MindsDB is a fast-growing AI startup headquartered in San Francisco, California. As a leading innovator bringing AI and Data together, our passion is empowering companies to easily build AI capabilities that can Think, Understand and Orchestrate, enabling teams to move from prototyping and experimentation to production in a fast and scalable way. Founded in 2017 by Adam Carrigan and Jorge Torres, inspired by Ian M. Banks's Culture series, MindsDB started as an open-source project and has grown to be one of the most widely used AI-Data platforms globally, with over 700 contributor developers worldwide. We are backed by over $55M in funding from Mayfield, Benchmark, YCombinator, and nVidia, and recognized by Forbes as one of America's most promising AI companies (2021) and by Gartner as a Cool Vendor for Data and AI (2022).
THE ROLE
As a Machine Learning Engineer, you'll focus on building advanced machine learning solutions for the MindsDB platform, including robust Text-to-SQL systems and optimizing Retrieval Augmented Generation (RAG) for both structured and unstructured data. Your expertise in transformer models and advanced retrieval techniques will be essential in delivering state-of-the-art LLM-driven solutions.

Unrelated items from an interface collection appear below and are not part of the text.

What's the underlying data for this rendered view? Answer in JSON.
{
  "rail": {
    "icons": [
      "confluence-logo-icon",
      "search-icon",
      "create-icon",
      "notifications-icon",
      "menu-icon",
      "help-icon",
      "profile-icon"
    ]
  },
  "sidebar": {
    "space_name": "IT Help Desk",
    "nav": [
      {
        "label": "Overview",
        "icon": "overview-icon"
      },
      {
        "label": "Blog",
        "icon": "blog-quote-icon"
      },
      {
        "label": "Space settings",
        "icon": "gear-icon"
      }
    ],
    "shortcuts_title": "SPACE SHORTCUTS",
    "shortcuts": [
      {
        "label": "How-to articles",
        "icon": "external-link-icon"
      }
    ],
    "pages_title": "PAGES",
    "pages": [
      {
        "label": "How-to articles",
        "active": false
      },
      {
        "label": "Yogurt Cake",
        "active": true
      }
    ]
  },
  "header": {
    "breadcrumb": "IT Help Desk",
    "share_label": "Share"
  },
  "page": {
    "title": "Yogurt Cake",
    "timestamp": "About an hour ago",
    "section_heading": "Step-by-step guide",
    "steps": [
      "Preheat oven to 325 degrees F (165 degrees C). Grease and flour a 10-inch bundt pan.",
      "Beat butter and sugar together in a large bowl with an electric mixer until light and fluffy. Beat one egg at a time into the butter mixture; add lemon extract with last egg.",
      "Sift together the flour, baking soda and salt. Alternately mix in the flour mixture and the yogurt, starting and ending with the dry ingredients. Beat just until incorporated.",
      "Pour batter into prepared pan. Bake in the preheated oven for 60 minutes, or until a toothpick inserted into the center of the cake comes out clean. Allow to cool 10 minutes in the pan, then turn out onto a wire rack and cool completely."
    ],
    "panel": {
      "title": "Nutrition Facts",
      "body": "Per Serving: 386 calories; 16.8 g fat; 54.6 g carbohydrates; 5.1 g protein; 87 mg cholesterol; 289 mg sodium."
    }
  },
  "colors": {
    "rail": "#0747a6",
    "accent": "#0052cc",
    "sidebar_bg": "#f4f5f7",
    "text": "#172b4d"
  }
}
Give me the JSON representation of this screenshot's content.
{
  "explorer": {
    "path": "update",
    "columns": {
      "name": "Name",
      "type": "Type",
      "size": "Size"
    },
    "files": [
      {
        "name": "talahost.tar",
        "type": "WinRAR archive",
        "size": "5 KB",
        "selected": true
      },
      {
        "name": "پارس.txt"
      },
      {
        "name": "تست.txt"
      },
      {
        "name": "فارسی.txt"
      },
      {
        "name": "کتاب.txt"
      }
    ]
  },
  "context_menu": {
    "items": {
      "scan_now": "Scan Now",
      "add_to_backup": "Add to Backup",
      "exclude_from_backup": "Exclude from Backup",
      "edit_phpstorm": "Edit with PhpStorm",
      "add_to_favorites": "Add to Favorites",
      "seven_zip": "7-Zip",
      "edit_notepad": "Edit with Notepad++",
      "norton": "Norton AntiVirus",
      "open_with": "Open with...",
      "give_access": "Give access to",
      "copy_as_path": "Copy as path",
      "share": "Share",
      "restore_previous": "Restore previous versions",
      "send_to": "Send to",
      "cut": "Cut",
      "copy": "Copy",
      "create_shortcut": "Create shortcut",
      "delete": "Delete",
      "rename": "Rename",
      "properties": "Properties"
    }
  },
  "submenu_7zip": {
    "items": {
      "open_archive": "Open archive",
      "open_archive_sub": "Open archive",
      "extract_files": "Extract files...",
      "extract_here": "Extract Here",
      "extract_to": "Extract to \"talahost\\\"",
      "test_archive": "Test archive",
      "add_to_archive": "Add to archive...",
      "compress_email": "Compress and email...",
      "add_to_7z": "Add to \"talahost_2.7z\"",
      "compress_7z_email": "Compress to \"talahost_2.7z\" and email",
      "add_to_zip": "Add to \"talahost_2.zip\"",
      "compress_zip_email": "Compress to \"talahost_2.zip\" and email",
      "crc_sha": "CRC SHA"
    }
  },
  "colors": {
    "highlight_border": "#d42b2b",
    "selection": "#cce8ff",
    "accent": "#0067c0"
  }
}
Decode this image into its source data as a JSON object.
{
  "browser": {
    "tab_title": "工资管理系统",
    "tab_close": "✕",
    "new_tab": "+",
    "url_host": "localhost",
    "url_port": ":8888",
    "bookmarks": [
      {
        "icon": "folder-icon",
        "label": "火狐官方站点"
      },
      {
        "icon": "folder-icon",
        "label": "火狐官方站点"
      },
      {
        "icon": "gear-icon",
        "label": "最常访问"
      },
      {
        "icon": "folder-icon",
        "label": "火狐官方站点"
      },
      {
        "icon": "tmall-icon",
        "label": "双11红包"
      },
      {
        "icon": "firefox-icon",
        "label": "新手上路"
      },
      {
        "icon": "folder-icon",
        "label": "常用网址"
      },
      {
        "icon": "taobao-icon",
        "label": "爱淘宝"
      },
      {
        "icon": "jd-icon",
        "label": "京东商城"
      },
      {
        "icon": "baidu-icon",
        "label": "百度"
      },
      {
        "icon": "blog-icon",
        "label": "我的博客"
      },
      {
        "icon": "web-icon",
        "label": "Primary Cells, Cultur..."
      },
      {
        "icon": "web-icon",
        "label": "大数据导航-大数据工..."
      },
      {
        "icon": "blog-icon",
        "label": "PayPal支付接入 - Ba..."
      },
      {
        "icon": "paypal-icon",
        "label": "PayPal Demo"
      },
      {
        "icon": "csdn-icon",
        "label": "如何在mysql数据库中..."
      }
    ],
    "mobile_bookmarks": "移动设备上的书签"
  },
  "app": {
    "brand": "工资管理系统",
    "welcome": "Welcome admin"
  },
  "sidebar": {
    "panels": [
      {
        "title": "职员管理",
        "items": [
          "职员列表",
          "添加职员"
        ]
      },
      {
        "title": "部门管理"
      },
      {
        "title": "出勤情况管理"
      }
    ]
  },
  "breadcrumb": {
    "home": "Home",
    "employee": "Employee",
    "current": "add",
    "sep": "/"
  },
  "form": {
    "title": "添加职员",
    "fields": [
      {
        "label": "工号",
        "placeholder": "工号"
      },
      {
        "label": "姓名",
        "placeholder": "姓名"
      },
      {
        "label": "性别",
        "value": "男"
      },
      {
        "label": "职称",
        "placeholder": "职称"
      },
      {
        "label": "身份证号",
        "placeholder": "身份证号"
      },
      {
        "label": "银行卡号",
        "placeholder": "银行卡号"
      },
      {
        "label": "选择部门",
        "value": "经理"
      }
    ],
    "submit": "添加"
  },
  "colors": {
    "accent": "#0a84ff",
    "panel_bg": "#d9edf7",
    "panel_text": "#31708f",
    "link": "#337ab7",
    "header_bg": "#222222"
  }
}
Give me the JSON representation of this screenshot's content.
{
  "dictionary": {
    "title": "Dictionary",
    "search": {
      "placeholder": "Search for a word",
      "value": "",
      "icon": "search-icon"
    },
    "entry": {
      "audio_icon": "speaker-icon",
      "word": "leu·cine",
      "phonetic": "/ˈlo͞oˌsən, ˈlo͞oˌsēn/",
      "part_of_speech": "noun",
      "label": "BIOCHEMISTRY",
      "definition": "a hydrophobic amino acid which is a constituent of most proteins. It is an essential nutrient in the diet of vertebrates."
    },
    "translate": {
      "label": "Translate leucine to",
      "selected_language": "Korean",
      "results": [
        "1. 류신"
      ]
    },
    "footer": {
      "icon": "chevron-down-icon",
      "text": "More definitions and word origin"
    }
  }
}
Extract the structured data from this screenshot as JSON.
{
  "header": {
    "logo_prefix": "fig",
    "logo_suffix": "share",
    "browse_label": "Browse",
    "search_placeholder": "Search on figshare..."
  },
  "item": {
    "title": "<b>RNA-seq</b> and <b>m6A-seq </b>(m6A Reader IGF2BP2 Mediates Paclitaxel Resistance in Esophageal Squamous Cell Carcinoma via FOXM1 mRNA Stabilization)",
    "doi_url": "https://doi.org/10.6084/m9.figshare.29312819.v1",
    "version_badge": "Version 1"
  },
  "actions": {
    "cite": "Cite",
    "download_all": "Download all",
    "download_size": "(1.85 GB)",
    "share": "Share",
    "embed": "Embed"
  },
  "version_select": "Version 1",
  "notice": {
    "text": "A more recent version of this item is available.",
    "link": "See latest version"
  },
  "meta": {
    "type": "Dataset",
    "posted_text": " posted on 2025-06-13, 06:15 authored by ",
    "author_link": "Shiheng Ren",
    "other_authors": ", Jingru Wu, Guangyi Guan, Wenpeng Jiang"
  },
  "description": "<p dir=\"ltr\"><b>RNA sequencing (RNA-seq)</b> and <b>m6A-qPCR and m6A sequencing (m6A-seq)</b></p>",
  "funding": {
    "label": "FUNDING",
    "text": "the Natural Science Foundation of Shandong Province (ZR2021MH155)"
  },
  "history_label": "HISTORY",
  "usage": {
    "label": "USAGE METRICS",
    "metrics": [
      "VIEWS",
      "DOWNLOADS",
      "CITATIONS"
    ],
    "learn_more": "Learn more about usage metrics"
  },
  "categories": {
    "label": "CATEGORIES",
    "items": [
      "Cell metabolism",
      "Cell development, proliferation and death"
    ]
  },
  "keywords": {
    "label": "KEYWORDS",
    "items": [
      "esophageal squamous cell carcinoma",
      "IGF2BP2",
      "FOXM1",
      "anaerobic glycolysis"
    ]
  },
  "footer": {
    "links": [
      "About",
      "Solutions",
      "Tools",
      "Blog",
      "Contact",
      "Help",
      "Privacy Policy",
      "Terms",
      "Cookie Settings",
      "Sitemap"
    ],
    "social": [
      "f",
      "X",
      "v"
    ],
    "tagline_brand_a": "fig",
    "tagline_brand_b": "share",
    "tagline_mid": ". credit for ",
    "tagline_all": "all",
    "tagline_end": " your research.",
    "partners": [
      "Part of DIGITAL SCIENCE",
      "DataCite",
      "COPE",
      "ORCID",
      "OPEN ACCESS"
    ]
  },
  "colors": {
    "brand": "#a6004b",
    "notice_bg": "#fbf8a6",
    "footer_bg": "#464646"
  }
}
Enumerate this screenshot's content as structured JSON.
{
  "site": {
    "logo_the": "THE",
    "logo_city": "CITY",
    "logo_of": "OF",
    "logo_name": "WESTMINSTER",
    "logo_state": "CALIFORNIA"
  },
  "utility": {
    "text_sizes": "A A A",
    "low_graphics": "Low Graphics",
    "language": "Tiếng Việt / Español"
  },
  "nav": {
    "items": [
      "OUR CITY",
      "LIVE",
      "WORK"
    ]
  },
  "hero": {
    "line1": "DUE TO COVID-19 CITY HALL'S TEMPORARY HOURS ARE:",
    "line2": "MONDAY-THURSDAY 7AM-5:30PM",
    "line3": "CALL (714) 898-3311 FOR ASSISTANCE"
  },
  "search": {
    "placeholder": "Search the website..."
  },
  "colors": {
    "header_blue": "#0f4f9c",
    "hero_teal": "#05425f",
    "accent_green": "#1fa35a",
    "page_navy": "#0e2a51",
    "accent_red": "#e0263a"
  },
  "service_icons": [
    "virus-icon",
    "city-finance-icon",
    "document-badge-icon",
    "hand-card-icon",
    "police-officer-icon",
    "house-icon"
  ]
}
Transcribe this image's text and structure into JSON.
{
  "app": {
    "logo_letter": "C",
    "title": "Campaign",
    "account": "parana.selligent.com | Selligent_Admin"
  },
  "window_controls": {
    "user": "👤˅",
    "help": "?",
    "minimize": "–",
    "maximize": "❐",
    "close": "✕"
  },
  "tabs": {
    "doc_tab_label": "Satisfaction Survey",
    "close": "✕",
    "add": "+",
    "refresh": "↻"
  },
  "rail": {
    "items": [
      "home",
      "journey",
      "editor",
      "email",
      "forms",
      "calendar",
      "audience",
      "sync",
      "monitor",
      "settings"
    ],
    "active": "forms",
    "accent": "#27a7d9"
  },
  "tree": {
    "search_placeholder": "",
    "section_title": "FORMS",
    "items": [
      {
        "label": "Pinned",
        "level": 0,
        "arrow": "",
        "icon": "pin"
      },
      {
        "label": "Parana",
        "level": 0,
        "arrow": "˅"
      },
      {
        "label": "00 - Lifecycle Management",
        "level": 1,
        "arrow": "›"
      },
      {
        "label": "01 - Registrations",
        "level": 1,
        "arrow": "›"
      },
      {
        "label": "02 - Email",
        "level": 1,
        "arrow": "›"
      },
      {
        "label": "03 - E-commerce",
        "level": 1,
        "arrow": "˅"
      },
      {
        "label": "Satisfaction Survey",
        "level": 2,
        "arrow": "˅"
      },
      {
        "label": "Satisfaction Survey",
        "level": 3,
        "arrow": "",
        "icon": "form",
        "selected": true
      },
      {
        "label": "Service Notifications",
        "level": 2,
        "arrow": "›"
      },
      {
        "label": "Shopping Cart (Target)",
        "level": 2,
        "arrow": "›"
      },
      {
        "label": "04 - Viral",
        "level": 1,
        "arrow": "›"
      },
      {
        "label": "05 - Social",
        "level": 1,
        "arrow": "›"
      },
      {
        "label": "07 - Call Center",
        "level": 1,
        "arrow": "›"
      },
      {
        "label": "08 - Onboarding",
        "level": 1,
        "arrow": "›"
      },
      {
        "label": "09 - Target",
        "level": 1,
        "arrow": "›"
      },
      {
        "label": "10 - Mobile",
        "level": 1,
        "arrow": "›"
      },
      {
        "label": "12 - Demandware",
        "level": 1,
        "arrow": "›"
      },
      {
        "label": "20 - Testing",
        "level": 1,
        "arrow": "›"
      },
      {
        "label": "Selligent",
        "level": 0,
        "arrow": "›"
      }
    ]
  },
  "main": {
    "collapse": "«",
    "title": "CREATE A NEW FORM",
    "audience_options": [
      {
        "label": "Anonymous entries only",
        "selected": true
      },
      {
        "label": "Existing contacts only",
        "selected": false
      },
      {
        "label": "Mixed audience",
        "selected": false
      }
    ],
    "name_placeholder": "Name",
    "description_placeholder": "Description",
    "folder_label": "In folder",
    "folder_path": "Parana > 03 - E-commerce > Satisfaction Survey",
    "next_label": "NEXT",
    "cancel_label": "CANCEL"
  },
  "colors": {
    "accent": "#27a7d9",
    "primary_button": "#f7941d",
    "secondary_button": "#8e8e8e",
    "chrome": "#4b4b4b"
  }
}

What You’ll Be Working On:
- Researching, building, and evaluating novel LLM-powered enterprise applications.
- Developing robust Text-to-SQL systems and maintaining Retrieval Augmented Generation (RAG) systems for diverse data sources.
- Implementing advanced chunking techniques and a thorough understanding of retrieval concepts (e.g., embeddings, query expansion).
- Building agentic and tool-calling systems and employing an 'Evaluation Driven Development' approach with messy datasets.
- Fine-tuning and deploying transformer models (e.g., Llama, OpenAI APIs), creating agent-based applications, and integrating them into production environments.
- Showing proficiency in data structures, algorithms, concurrency, multi-threading, and design patterns while writing clean, maintainable code.
- Collaborating closely with engineers and researchers, managing pull requests, and participating in code reviews, while creating design documents and leading architecture discussions.
Requirements/Qualifications
- 3+ years of ML engineering experience with proven experience in machine learning engineering, particularly with LLMs and retrieval-based systems.
- Strong software engineering skills, including data structures, algorithms, and software design.
- Experience working with transformer models, fine-tuning, and deploying them in production settings.
- Ability to build end-to-end ML systems, especially in RAG and agentic contexts, and familiarity with LLM frameworks or a willingness to learn.
- Excellent problem-solving abilities, strong communication skills, and passion for creating innovative AI-driven solutions.
Nice to Have:
- Startup experience with fast-paced adaptability.
- Cloud platform experience (AWS, GCP, Azure) for ML deployments and MLOps knowledge, including CI/CD and model monitoring.
- Experience with big data tools (SQL, NoSQL, Spark) and open-source contributions in LLM or AI projects.
Benefits & Perks:
- Flexible Working Hours
- Competitive Compensation with a salary range of $200,000 - $240,000 USD
- 401k with up to 6% matching
- Unlimited PTO
- New Hire Remote Setup budget ($1500)
- Lunch Provided Mon-Fri
- Commuter Budget ($1200/year)
- Monthly (virtual) team events and international in-person company retreats
- Wellbeing/Mental Health leave
DIVERSITY, EQUALITY & INCLUSION
MindsDB is an equal-opportunity employer. We celebrate diversity and are committed to creating an inclusive environment for all employees. MindsDB will give all qualified applicants consideration for employment without regard to age, ancestry, color, family or medical care leave, gender identity or expression, genetic information, marital status, medical condition, national origin, physical or mental disability, political affiliation, protected veteran status, race, religion, sex (including pregnancy), sexual orientation, or any other characteristic protected by applicable laws, regulations, and ordinances.